A couple of weeks ago I happened to read this lovely post by Eyoki that talked about the books that were present in his home when he grew up. Sian’s blog also has a number of intelligent and intriguing posts about the books she grew up with, which are well worth a read, or particular note (for me) being this recent one about graphic novels.
Books influence us in many ways, of that there is no doubt, be they fiction or non-fiction. They can inspire and/or enrage us, leave us warm and cosy or thoughtful and melancholic. They can, and will, evoke a range of emotions in us that, often unknowingly, will echo down through the rest of our lives, influencing and colouring our thinking and the decisions made.
I love books and find brilliant ones every day (okay, every week or so, ish). And they do evoke emotion and thought and do stimulate me in different ways, reinforcing or reshaping the way I think and feel with great subtlety. There are, however, a few books that resonate on a deeper level, that make me think and ponder anew every day.

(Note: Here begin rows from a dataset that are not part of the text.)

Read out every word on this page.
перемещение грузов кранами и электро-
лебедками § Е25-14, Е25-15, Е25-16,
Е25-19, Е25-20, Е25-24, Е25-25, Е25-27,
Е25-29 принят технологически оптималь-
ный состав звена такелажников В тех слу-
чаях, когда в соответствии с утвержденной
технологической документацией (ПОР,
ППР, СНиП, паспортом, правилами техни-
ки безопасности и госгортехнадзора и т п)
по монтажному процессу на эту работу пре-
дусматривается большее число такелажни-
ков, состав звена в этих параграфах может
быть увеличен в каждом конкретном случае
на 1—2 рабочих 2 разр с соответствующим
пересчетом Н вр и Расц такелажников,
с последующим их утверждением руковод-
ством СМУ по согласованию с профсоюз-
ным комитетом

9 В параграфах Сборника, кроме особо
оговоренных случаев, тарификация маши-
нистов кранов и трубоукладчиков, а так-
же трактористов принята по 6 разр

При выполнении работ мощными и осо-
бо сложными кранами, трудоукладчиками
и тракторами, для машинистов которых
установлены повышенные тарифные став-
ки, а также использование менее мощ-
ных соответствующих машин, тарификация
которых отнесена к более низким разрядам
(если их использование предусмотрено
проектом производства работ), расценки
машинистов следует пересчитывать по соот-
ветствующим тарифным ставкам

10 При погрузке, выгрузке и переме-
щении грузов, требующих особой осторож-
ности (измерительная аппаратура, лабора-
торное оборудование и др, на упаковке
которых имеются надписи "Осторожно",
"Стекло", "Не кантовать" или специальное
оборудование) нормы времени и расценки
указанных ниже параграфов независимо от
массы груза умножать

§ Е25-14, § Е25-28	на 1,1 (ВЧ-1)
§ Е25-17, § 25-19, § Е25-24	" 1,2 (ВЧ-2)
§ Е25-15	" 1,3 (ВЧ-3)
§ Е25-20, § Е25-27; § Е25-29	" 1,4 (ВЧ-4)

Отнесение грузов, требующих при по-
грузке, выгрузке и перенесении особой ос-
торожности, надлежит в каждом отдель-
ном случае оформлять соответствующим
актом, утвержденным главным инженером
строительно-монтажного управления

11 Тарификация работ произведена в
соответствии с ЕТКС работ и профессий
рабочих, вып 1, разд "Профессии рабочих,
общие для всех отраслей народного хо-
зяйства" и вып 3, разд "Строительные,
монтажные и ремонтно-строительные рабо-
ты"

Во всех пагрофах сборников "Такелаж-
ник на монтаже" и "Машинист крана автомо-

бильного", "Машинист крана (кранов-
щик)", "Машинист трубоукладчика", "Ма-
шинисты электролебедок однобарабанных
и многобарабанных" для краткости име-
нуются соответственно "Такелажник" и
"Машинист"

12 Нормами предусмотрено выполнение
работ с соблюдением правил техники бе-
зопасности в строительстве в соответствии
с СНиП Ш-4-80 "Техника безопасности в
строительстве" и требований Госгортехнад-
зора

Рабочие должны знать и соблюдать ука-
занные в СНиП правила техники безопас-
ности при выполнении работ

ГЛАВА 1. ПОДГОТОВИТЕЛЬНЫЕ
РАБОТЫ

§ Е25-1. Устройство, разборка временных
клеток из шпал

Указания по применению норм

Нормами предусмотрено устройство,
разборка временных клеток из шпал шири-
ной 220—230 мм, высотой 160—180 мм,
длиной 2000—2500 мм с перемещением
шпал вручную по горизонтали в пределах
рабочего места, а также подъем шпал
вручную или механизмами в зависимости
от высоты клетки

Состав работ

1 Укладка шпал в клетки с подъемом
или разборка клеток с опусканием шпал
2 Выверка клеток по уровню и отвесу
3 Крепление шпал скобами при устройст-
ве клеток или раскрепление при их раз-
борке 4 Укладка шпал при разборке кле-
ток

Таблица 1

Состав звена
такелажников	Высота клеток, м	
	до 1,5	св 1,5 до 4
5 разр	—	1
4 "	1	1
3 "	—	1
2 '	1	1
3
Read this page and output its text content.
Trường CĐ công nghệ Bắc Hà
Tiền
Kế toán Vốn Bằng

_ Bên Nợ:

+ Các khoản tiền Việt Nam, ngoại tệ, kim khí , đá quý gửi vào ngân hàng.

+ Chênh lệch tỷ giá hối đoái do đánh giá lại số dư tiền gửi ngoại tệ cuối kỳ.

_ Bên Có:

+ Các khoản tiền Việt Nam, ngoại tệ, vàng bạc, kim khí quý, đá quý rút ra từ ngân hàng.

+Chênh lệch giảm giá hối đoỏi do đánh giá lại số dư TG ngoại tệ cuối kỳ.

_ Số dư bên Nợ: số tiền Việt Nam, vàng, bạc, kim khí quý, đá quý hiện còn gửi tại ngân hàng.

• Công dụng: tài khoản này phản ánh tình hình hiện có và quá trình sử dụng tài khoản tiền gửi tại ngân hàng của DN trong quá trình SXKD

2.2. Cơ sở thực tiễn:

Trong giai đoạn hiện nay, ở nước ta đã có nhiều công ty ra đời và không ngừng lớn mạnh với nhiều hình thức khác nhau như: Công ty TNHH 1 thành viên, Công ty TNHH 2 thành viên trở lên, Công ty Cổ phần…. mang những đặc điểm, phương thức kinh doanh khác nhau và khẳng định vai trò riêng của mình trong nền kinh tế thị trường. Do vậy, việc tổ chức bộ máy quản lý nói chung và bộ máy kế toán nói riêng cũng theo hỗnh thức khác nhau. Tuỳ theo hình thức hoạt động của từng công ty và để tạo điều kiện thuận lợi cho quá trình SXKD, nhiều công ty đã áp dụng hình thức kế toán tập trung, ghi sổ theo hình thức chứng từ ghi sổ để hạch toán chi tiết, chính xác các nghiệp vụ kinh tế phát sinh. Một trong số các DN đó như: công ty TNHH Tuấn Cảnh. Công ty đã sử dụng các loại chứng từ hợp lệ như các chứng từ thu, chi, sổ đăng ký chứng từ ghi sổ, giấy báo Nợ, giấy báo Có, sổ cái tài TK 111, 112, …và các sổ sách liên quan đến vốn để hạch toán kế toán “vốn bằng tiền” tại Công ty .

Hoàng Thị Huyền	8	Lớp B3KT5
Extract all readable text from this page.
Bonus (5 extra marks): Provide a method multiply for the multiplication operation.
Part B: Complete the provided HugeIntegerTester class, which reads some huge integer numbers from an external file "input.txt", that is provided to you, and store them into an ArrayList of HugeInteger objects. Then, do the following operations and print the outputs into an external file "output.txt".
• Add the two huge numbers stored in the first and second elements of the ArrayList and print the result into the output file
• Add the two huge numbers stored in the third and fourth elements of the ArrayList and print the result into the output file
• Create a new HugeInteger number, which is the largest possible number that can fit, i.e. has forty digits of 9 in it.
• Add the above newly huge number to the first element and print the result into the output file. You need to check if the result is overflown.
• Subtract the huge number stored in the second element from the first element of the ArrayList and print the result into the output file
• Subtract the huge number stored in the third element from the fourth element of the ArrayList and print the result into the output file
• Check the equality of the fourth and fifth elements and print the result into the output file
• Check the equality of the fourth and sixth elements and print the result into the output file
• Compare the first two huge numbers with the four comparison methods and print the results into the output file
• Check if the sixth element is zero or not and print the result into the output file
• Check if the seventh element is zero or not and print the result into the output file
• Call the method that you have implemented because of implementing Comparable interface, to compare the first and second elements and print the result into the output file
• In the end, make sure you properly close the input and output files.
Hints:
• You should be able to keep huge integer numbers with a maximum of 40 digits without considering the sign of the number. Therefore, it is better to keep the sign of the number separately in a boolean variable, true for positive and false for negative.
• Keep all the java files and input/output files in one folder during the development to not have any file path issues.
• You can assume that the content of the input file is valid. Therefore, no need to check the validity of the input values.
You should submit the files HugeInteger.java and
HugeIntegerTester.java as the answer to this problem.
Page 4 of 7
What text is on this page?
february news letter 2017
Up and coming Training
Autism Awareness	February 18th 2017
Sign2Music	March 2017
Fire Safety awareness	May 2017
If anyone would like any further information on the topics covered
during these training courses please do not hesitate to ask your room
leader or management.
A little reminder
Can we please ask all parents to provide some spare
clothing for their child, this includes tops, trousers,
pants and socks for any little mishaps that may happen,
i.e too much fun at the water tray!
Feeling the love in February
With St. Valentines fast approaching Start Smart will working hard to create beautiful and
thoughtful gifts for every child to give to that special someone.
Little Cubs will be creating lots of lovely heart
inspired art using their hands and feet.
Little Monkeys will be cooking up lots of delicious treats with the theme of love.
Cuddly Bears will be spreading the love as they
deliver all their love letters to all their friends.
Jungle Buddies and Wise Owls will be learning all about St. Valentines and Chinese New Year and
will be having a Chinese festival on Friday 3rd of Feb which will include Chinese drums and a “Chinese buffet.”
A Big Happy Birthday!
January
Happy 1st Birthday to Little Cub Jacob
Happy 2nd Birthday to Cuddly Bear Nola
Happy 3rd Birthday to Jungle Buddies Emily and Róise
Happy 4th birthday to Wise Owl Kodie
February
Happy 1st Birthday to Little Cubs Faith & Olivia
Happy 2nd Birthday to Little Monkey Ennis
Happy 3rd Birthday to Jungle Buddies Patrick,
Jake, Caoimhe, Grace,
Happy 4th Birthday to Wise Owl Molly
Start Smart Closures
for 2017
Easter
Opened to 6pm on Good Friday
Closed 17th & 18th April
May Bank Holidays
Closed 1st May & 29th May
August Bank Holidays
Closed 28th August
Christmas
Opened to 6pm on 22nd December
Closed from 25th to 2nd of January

Tanith Lee’s Night’s Master has long been one of those books. Short, it is effectively a collection of linked fantastical fairy-tales, set in an other worldy place not so removed from our own. With intense and yet somehow sparse prose, the stories are beautifully written, and in the tradition of fairytales they deliver a heady mix of the cruelty and bliss both, playful and brutal in equal measures. In here are the roots of much of my writing, and Lee’s prose is full of dark beauty, distinctive and telling. It is a book about morals and lessons and the savage nature of the semi-mythological world of gods and demons that lies alongside our own, matched only by the cruel necessity of the humanity that exists inside it. It taught me, at the most basic level, that we are ever intertwined with our tales and myths, shaped by the powerful ideas that sit at their heart, and that they, in turn, are shaped by us.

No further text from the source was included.